We affirm.  Defendant challenges the voluntariness of the plea and contends that County Court abused its discretion in summarily denying his motion to withdraw his plea.  Defendant's challenge to the voluntariness of the plea survives the unchallenged appeal waiver and is preserved by his motion to withdraw his guilty plea (see People v. Jackson, 163 A.D.3d 1273, 1274, 80 N.Y.S.3d 735 [2018], lvs denied 32 N.Y.3d 1063, 1065, 89 N.Y.S.3d 118, 119, 113 N.E.3d 952, 953 [2018];  People v. Morey, 110 A.D.3d 1378, 1379, 975 N.Y.S.2d 201 [2013], lv denied 23 N.Y.3d 965, 988 N.Y.S.2d 572, 11 N.E.3d 722 [2014] ).  Nevertheless, we find defendant's challenges to be without merit.  The record reflects that defendant acknowledged, in response to County Court's inquiries during the plea colloquy, that he understood the provisions of the plea agreement, was not being threatened or forced to plead guilty and indicated that he had sufficient time to speak with counsel and was satisfied with counsel's representation.  Upon entering his guilty plea, defendant expressly detailed the conduct in which he engaged that constituted the crime at issue and made no statements during the plea colloquy that called into question his actual innocence.  In view of the foregoing, defendant's assertion that his plea was involuntary is belied by the record (see People v. Palmer, 174 A.D.3d 1118, 1119, 104 N.Y.S.3d 793 [2019];  People v. Torres, 165 A.D.3d 1325, 1326, 85 N.Y.S.3d 242 [2018], lv denied 32 N.Y.3d 1210, 99 N.Y.S.3d 190, 122 N.E.3d 1103 [2019];  People v. Brandon, 112 A.D.3d 1069, 1070, 976 N.Y.S.2d 334 [2013] ).  Further, absent some evidence of innocence, fraud or mistake in the plea's inducement, we are unpersuaded that County Court abused its discretion in failing to inquire further about defendant's unsubstantiated claim of innocence or in denying defendant's motion to withdraw his plea (see People v. Palmer, 174 A.D.3d at 1119, 104 N.Y.S.3d 793;  People v. Nealon, 166 A.D.3d 1225, 1226, 88 N.Y.S.3d 283 [2018] ).

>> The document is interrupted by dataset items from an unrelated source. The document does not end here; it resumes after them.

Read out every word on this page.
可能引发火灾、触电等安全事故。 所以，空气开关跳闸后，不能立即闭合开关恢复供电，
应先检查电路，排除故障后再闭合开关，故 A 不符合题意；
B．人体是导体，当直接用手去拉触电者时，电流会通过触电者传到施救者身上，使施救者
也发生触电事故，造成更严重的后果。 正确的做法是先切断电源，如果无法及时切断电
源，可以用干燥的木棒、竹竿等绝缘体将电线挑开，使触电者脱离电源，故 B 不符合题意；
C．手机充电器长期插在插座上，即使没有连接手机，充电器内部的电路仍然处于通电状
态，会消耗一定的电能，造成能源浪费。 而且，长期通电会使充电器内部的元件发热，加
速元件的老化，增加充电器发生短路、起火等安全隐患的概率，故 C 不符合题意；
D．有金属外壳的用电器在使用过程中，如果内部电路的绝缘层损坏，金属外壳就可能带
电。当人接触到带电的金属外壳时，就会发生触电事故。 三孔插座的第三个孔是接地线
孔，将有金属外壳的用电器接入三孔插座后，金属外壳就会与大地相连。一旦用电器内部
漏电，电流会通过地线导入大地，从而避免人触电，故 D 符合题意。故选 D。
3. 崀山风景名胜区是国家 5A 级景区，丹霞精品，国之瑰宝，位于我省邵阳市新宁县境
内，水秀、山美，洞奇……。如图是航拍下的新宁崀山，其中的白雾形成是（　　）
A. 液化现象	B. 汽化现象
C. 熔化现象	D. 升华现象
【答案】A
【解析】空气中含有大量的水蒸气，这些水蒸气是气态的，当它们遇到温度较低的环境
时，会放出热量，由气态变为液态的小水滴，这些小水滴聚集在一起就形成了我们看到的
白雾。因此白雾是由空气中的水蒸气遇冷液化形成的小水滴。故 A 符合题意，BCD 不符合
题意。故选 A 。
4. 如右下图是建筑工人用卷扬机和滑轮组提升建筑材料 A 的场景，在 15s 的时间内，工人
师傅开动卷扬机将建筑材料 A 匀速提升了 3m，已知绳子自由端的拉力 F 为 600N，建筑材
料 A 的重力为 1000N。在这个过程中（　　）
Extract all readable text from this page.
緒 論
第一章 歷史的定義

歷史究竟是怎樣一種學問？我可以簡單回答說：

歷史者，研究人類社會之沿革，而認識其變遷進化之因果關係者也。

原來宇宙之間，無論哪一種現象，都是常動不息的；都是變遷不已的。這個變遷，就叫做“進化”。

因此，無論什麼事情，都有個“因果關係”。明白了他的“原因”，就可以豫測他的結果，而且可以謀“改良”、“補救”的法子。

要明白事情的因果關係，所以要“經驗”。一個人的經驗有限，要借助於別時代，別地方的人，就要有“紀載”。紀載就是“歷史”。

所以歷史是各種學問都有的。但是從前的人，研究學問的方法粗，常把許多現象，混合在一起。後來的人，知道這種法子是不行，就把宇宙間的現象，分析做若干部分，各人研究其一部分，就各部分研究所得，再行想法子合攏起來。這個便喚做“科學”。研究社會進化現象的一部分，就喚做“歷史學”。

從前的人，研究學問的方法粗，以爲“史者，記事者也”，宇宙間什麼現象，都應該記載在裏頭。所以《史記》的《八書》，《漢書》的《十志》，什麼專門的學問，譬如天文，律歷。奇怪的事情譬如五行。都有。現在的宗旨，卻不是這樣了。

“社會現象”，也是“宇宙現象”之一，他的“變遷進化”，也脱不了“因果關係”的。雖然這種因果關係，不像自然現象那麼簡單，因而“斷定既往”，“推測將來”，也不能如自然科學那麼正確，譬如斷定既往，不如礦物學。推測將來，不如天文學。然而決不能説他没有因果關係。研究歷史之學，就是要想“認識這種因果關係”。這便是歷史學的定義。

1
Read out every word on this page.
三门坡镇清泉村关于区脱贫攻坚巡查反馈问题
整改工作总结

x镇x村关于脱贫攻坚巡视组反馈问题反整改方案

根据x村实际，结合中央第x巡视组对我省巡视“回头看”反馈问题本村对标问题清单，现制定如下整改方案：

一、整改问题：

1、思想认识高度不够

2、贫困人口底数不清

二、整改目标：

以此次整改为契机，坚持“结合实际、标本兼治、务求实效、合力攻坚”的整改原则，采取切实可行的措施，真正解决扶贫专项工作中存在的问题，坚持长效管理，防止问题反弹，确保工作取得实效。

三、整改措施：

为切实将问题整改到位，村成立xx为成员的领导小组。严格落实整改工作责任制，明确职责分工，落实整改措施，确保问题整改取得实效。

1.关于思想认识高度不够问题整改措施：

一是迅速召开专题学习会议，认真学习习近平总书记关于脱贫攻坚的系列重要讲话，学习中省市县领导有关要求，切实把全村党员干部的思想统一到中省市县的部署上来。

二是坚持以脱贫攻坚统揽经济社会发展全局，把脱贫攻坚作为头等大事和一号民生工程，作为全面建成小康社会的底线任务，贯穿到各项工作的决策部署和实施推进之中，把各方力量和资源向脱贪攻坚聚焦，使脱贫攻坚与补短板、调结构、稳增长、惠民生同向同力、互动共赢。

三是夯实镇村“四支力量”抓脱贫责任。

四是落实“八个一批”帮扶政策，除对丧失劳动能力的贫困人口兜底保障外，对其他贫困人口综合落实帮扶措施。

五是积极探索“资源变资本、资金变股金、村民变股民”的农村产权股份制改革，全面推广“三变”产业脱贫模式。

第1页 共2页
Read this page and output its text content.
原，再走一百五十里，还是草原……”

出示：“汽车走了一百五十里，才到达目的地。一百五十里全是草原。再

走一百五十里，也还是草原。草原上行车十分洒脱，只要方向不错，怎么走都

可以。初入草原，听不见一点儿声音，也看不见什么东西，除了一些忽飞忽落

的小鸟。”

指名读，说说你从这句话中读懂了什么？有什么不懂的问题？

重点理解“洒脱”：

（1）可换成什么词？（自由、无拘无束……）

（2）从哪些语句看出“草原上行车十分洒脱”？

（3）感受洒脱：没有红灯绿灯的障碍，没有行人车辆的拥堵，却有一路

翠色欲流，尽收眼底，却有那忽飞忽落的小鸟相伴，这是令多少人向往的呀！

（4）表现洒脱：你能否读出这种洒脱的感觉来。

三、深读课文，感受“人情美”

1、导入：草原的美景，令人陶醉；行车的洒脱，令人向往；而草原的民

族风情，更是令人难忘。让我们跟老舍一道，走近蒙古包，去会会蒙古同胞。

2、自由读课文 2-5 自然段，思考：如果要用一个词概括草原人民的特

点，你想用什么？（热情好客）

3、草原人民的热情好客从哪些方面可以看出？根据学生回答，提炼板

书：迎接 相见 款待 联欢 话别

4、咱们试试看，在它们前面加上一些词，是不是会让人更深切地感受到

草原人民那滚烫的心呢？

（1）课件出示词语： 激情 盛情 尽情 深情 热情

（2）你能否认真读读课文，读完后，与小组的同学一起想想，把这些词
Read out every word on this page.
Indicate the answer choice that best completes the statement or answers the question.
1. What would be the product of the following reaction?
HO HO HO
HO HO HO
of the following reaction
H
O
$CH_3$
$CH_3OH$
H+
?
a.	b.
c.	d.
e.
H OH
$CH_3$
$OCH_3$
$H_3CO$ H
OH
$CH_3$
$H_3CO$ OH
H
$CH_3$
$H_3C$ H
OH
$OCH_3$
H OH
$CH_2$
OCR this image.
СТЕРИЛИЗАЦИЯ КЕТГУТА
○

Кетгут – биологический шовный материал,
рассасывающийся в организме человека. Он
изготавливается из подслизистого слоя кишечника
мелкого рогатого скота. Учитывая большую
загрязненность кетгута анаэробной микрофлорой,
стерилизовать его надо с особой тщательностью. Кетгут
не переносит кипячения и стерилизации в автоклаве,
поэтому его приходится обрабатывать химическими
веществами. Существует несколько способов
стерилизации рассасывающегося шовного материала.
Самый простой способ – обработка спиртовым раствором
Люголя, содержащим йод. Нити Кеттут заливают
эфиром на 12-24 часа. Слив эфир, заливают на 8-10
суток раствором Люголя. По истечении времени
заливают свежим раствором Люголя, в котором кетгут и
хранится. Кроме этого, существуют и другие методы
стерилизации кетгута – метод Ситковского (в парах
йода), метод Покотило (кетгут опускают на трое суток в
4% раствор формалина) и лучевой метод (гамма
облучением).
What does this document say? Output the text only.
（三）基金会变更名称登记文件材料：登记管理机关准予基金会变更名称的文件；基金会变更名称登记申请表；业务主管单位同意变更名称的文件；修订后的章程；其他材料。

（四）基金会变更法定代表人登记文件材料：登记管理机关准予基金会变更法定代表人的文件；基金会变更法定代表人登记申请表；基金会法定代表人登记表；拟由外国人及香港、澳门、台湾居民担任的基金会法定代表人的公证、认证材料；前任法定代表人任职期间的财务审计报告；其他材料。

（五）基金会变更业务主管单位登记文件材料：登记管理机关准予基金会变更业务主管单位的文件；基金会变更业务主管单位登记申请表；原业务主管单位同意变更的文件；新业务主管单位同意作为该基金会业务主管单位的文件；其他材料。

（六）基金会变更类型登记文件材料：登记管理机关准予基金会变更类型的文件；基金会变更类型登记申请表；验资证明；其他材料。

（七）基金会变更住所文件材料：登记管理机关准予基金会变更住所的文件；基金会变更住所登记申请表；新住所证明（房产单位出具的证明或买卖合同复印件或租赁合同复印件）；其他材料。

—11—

We also find without merit defendant's contention that County Court erred in denying his request for substitute counsel given that, upon inquiry by the court as to defendant's complaints about counsel, defendant failed to demonstrate “good cause” for such substitution (People v. Linares, 2 N.Y.3d 507, 510, 780 N.Y.S.2d 529, 813 N.E.2d 609 [2004];  see People v. Steed, 17 A.D.3d 928, 929, 793 N.Y.S.2d 620 [2005], lv denied 5 N.Y.3d 770, 801 N.Y.S.2d 264, 834 N.E.2d 1274 [2005];  People v. Cherry, 12 A.D.3d 949, 950, 785 N.Y.S.2d 198 [2004], lv denied 4 N.Y.3d 797, 795 N.Y.S.2d 172, 828 N.E.2d 88 [2005] ).  Finally, defendant's plea of guilty precludes any claim with regard to his right to testify before the grand jury (see People v. Steed, 17 A.D.3d at 929, 793 N.Y.S.2d 620).  Defendant's remaining contentions, including those in his pro se supplemental brief, have been considered and are without merit.

ORDERED that the judgment is affirmed.

Aarons, J.

Garry, P.J., Clark, Mulvey and Pritzker, JJ., concur.